Das Areal des Neuen Grassimuseums schließt annähernd den Standort des Johannishospitals sowie einen Abschnitt der I. und die II. Friedhofsabteilung ein. Der heute noch erhaltene Friedhof umfasst die wesentlichen Teile der III., IV. und V. Abteilung. Die ursprünglichen Grenzen dieser Abteilungen wurden sowohl durch die Verbreiterung des Täubchenweges und der heutigen Prager Straße als auch durch den Bau der Gutenbergschule eingerückt. Nach der Säkularisation der I. und II. Abteilung und infolge der erwähnten Baumaßnahmen haben besonders im Laufe der letzten 100 Jahre viele Grabmale ihren ursprünglichen Standort verloren.

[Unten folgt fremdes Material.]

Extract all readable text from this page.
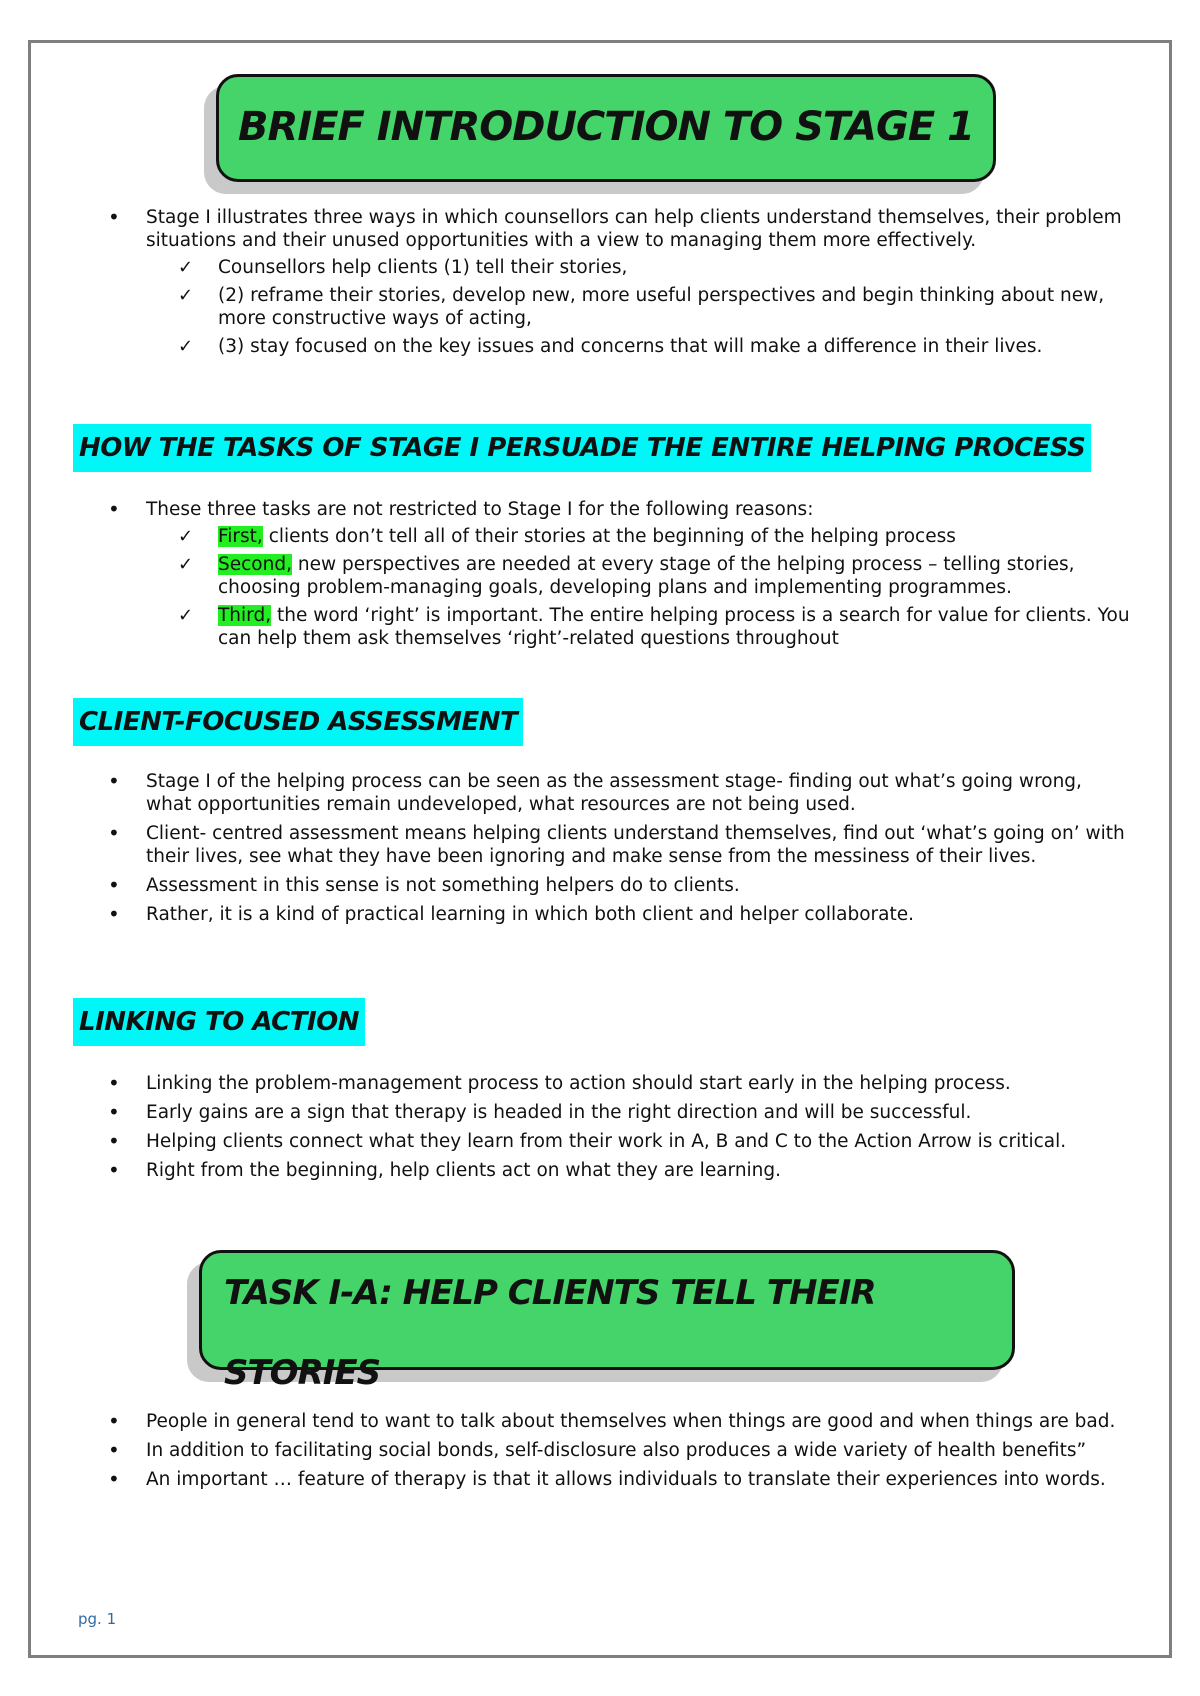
BRIEF INTRODUCTION TO STAGE 1
• Stage I illustrates three ways in which counsellors can help clients understand themselves, their problem situations and their unused opportunities with a view to managing them more effectively.
✓ Counsellors help clients (1) tell their stories,
✓ (2) reframe their stories, develop new, more useful perspectives and begin thinking about new, more constructive ways of acting,
✓ (3) stay focused on the key issues and concerns that will make a difference in their lives.
HOW THE TASKS OF STAGE I PERSUADE THE ENTIRE HELPING PROCESS
• These three tasks are not restricted to Stage I for the following reasons:
✓ First, clients don’t tell all of their stories at the beginning of the helping process
✓ Second, new perspectives are needed at every stage of the helping process – telling stories, choosing problem-managing goals, developing plans and implementing programmes.
✓ Third, the word ‘right’ is important. The entire helping process is a search for value for clients. You can help them ask themselves ‘right’-related questions throughout
CLIENT-FOCUSED ASSESSMENT
• Stage I of the helping process can be seen as the assessment stage- finding out what’s going wrong, what opportunities remain undeveloped, what resources are not being used.
• Client- centred assessment means helping clients understand themselves, find out ‘what’s going on’ with their lives, see what they have been ignoring and make sense from the messiness of their lives.
• Assessment in this sense is not something helpers do to clients.
• Rather, it is a kind of practical learning in which both client and helper collaborate.
LINKING TO ACTION
• Linking the problem-management process to action should start early in the helping process.
• Early gains are a sign that therapy is headed in the right direction and will be successful.
• Helping clients connect what they learn from their work in A, B and C to the Action Arrow is critical.
• Right from the beginning, help clients act on what they are learning.
TASK I-A: HELP CLIENTS TELL THEIR STORIES
• People in general tend to want to talk about themselves when things are good and when things are bad.
• In addition to facilitating social bonds, self-disclosure also produces a wide variety of health benefits”
• An important … feature of therapy is that it allows individuals to translate their experiences into words.
pg. 1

1981 wurde der Friedhof wegen der beginnenden Sanierungsarbeiten für die Öffentlichkeit geschlossen. Danach erfolgte fortschreitender Verfall.
Nach der Säkularisation des Neuen Johannisfriedhofs wählten Denkmalpfleger etwa 120 Einzelobjekte mit stadt- und kunstgeschichtlicher Bedeutung aus, welche auf dem Alten Johannisfriedhof ausgestellt werden sollten. Bereits beim unsachgemäßen Transport kam es zu erheblichen Schäden. Der überwiegende Teil der Grabmale lagerte schließlich 23 Jahre lang unter freiem Himmel. Durch Diebstahl und Vandalismus waren weitere Verluste zu beklagen. Im Jahr 1991 waren noch 58 Grabmale vorhanden, konnten saniert und im südöstlichen Teil des Alten Johannisfriedhofs entlang der Prager Straße aufgestellt werden.
Der denkmalgeschützte Alte Johannisfriedhof wurde als museale Parkanlage am 21. Juni 1995 wieder der Öffentlichkeit zugänglich gemacht.